Former swimmer Aliaksandra Herasimenia, one of the most prominent Belarusian athletes in recent decades, was sentenced in absentia to 12 years in prison in Belarus accused of creating “an extremist formation,” the Viasna rights defense association announced Monday. Herasimenia, 36 years old and triple Olympic medalist (two silvers at the London Olympics in 2012 and bronze in Rio de Janeiro in 2016), was sentenced by a Minsk court at the end of a process that began on December 19, Viasna said. .
According to this NGO, the swimmer, who retired in 2019 and lives in exile, was also found guilty for having demanded “sanctions against Belarus”, as well as for “spreading false information about events” that occurred in that country in 2020, during the unprecedented protests against the fraudulent re-election of Aleksandr Lukashenko, in power since 1994. Herasimenia is also accused of carrying out various actions that “endanger national security.”
After the 2020 protests, Herasimenia signed an open letter along with other athletes from her country demanding “free elections” and created the Belarusian Foundation for Sports Solidarity, which financially and legally helps Belarusian athletes persecuted by the authorities, who consider this entity as an “extremist formation”. In April 2021, the swimmer auctioned the gold medal obtained at the 2012 Istanbul World Cups for 13,500 euros with the intention of raising funds to help opposing athletes.
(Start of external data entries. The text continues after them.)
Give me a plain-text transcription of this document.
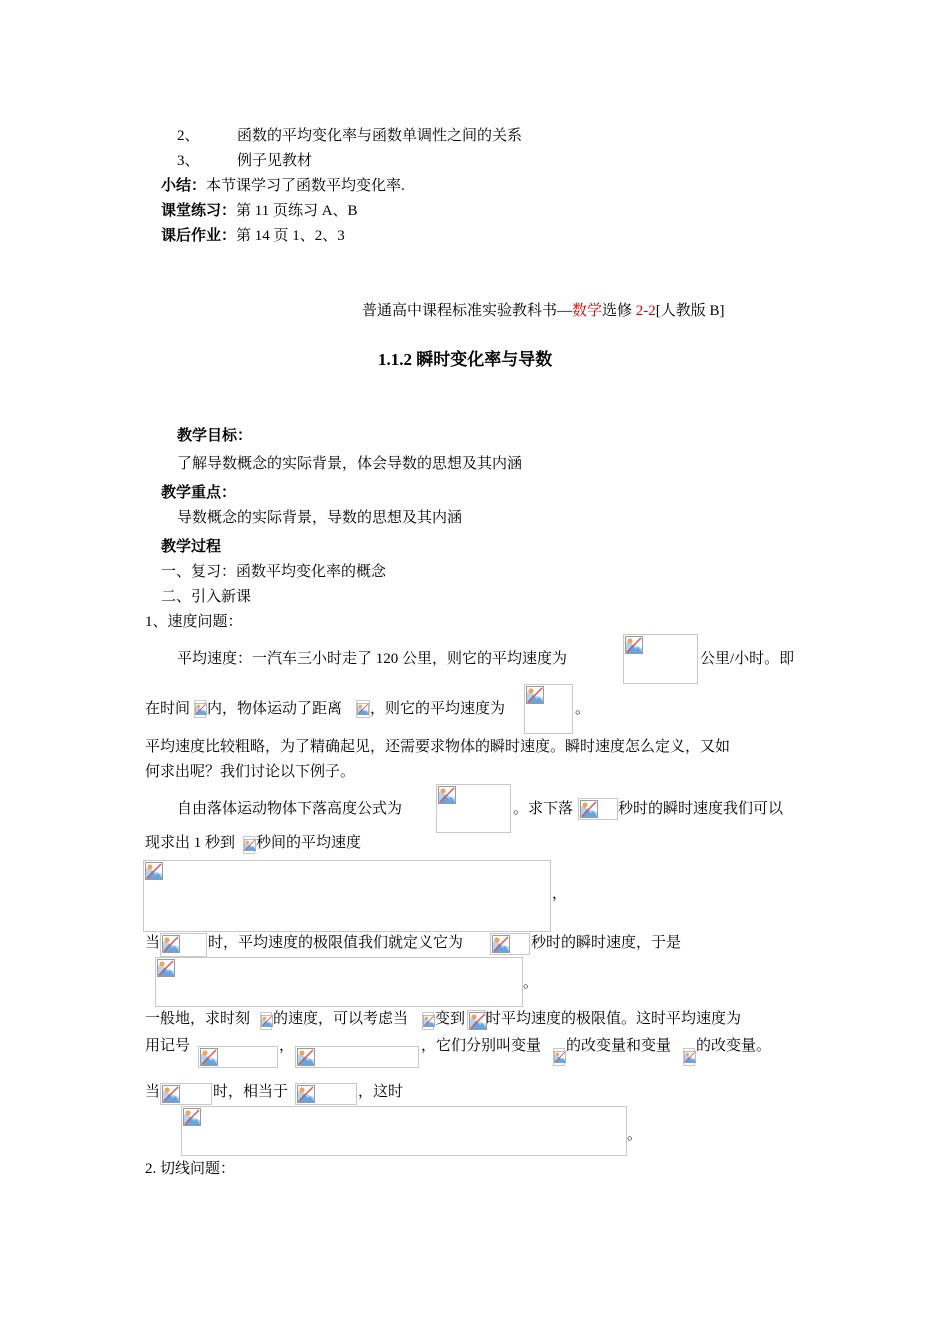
2、 函数的平均变化率与函数单调性之间的关系
3、 例子见教材
小结：本节课学习了函数平均变化率.
课堂练习：第 11 页练习 A、B
课后作业：第 14 页 1、2、3
普通高中课程标准实验教科书—数学选修 2-2[人教版 B]
1.1.2 瞬时变化率与导数
教学目标：
了解导数概念的实际背景，体会导数的思想及其内涵
教学重点：
导数概念的实际背景，导数的思想及其内涵
教学过程
一、复习：函数平均变化率的概念
二、引入新课
1、速度问题：
平均速度：一汽车三小时走了 120 公里，则它的平均速度为	公里/小时。即
在时间 内，物体运动了距离 ，则它的平均速度为	。
平均速度比较粗略，为了精确起见，还需要求物体的瞬时速度。瞬时速度怎么定义，又如
何求出呢？我们讨论以下例子。
自由落体运动物体下落高度公式为	。求下落	秒时的瞬时速度我们可以
现求出 1 秒到 秒间的平均速度
，
当	时，平均速度的极限值我们就定义它为	秒时的瞬时速度，于是
。
一般地，求时刻 的速度，可以考虑当 变到 时平均速度的极限值。这时平均速度为
用记号	，	，它们分别叫变量 的改变量和变量 的改变量。
当	时，相当于	，这时
。
2. 切线问题：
The swimmer also criticized Lukashenko’s support for the Russian invasion of Ukraine at the beginning of 2022, the beginning of which last February surprised him in kyiv. “Ukraine has never been our enemy, it is a brother nation,” declared Herasimenia in the first days of the war. Soon after, she left Ukraine with her family across the Polish border and spent part of her exile in Vilnius, the Lithuanian capital.
Along with Herasimenia, whose specialty was the 50-meter and 100-meter freestyle, Alexandr Opeinik, another of the founders of the Belarusian Foundation for Sports Solidarity, was also sentenced this Monday in absentia and to the same sentence of 12 years in prison, as reported the official Belta news agency.
In a separate case, this Monday Alexander Yarochouk, a prominent union representative, was also sentenced to four years in prison for “seriously undermining public order” in 2020, Viasna said in a statement.
For more than two years, the Belarusian authorities have been carrying out a relentless repression against any movement opposing the Lukashenko regime, which is why most opposition figures are imprisoned or living in exile.